Les biens imposables à l’IFI  sont les suivants :

les immeubles

 Les titres de sociétés à prépondérance immobilière détenus directement ou indirectement par le contribuable (SCI, SCPI, SARL de famille…). Si un bien est loué en meublé et détenu par une société, alors c’est la fraction des parts ou des actions représentative des biens ou droits immobiliers détenus par cette société qui sera déclarée à l’IFI.

Plusieurs cas d’exonérations sont néanmoins possibles. Sont ainsi exonérés :

– le loueur en meublé exerçant à titre individuel, réalisant un chiffre d’affaires supérieur à 23 K€/an et qui dégage un bénéfice supérieur aux autres revenus professionnels du foyer fiscal.

– l’associé d’une société exerçant l’activité de location meublée à condition d’en être le dirigeant et sous certaines conditions. Afin de bénéficier de l’exonération, l’activité de location doit constituer l’activité principale du redevable. Par définition cette activité doit donc représenter l’essentiel de ses ressources.

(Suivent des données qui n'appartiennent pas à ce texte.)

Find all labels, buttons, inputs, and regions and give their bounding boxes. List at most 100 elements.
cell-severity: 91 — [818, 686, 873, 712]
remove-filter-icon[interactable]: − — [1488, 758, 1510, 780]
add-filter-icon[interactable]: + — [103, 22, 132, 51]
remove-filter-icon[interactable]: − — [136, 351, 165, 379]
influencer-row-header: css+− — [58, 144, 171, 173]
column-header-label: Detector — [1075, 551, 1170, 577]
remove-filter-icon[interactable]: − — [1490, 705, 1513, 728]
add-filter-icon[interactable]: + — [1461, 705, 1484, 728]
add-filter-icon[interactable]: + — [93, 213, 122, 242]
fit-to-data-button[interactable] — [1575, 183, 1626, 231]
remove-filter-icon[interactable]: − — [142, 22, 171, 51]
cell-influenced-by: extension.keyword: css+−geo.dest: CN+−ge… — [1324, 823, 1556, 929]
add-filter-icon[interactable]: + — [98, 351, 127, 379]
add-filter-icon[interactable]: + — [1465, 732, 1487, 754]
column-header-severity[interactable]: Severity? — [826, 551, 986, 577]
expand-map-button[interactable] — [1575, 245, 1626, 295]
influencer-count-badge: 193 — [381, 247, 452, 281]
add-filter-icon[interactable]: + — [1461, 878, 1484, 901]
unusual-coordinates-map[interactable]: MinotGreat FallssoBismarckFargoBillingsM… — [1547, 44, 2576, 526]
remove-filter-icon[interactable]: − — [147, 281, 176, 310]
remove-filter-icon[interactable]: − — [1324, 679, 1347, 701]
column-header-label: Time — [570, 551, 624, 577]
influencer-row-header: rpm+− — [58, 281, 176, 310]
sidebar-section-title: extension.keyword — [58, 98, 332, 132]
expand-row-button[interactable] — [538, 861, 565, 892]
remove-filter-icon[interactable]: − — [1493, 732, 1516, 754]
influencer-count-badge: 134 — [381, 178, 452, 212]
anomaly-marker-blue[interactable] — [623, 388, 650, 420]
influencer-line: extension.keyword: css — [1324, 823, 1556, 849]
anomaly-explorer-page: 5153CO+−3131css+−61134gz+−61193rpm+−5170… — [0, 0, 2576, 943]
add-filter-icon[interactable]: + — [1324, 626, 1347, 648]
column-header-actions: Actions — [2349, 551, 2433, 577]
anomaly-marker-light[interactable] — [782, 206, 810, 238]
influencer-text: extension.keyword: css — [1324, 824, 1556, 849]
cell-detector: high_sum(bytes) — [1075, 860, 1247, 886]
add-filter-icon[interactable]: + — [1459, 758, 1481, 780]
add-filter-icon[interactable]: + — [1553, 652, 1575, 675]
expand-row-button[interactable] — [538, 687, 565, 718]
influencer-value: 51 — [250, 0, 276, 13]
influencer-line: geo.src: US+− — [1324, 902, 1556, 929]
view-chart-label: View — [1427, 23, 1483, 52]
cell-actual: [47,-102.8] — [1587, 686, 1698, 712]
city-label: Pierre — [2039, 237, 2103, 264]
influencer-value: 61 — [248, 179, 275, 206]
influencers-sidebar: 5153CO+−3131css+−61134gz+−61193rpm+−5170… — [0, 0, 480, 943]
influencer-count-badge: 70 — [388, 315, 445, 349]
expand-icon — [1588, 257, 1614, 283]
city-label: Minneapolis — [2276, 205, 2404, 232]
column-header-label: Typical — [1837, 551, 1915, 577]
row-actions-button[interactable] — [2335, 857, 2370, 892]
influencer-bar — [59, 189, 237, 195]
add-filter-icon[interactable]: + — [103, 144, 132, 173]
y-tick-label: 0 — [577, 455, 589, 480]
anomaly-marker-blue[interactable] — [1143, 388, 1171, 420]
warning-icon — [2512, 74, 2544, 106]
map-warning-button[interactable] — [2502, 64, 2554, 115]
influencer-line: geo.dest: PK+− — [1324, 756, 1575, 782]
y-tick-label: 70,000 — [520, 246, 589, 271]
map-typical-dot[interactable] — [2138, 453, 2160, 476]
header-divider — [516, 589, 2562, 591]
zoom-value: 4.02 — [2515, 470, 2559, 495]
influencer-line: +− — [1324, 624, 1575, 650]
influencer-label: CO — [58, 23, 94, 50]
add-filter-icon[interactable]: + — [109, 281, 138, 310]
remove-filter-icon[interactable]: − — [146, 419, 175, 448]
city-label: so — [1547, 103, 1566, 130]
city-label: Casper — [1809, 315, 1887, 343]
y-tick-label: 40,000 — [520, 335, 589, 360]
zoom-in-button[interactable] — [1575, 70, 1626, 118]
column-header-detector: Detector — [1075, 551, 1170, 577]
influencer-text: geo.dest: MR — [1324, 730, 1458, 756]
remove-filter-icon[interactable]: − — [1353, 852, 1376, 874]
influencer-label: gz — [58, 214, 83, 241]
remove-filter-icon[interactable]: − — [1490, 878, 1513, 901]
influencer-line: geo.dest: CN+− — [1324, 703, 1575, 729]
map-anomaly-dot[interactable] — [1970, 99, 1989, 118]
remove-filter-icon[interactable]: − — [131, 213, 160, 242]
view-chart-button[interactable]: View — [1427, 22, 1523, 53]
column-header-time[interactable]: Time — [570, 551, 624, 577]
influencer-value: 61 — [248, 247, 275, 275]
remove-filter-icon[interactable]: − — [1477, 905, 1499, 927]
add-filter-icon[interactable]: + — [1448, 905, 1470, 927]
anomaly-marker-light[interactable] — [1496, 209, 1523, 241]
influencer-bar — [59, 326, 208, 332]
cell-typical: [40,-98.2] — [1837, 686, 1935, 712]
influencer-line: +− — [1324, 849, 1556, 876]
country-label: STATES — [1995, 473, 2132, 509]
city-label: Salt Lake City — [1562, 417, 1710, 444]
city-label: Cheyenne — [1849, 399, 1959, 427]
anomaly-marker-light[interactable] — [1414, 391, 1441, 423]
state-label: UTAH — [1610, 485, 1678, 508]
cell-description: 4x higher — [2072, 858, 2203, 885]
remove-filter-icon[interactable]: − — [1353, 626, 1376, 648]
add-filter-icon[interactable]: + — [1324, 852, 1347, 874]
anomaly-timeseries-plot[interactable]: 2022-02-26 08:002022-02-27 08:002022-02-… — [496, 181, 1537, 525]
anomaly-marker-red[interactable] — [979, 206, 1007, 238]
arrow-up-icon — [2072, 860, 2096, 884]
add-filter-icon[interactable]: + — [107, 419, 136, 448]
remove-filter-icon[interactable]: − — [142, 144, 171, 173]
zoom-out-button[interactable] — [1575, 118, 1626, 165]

Dans le cas où le redevable exerce son activité de location meublée via une société soumise à l’impôt sur les sociétés, il devra détenir à minima une participation de 25% dans celle-ci et exercer une fonction de direction. Les revenus perçus devront représenter plus de la moitié de ses revenus professionnels pour bénéficier de l’exonération d’IFI.

Tout contribuable ayant un patrimoine immobilier de plus de 1 300 000 € doit remplir une  déclaration annexe n°2042-IFI.